Los ocho alimentos que más manchan la dentadura

  • Frutos rojos: productos como los arándanos, moras y granadas contienen pigmentos oscuros que pueden dejar residuos en los dientes. “No hay que descartarlos, ya que tienen una gran cantidad de antioxidantes, pero no hay que olvidar cepillarse correctamente los dientes tras su ingesta”, apunta Escorial.
  • Salsa de tomate: se trata de una preparación que, además de contener un color altamente pigmentado, también es ácida, lo que puede ablandar la capa de esmaltado de los dientes y hacerlos más porosos y susceptibles a las manchas.
  • Remolacha: su alta pigmentación hará que se oscurezcan los dientes; para evitarlo, no hay que olvidarse de un buen cepillado después tomarla.

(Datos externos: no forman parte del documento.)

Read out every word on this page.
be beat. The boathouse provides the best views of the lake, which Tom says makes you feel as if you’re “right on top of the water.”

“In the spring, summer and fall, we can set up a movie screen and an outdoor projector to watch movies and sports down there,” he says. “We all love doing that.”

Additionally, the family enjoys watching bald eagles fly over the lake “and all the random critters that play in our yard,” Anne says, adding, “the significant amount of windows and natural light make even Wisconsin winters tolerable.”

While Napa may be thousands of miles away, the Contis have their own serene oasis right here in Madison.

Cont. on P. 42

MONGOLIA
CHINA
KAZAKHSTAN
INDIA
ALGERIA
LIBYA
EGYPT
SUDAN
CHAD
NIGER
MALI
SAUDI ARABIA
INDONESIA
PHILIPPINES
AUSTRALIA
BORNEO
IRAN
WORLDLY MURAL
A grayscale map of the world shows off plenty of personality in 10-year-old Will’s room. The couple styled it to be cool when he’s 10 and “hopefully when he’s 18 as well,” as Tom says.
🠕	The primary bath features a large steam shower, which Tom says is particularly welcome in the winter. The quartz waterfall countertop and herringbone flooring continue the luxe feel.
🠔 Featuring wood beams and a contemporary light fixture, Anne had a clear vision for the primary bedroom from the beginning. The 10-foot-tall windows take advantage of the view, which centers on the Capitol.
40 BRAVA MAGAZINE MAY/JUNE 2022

  • Vino tinto: es uno de los productos que más tenemos que vigilar si queremos mantener las manchas a raya. Además de teñir nuestros dientes y producir un notable efecto antiestético mientras lo tomamos, a largo plazo y consumido de forma habitual, provoca la aparición de manchas en los dientes. Esto se debe a los taninos que contiene, una sustancia que decolora nuestros dientes, dándoles una apariencia más oscura. “Se puede disfrutar de vez en cuando de una copa de vino; pero, una vez más, la correcta higiene bucal tras su consumo es fundamental”, recomienda la odontóloga de Sanitas.
  • Vino blanco: aunque no causa efectos tan notorios como los del vino tinto, su acidez puede provocar también un oscurecimiento del esmalte dental.
  • Refrescos: un truco para que su impacto sea menor es utilizar una pajita para que el contacto de la bebida con los dientes sea menor.
  • Café y té: es habitual terminar las comidas con un café o un té, pero hay que tener en cuenta que ambos contienen taninos, lo que favorecerá la apariencia más oscura de la dentadura. Además, pueden alterar el equilibrio de la flora bacteriana y favorecen la formación de placas de sarro. “Mezclarlos con leche minimizará su efecto”, asegura la odontóloga de Sanitas Dental.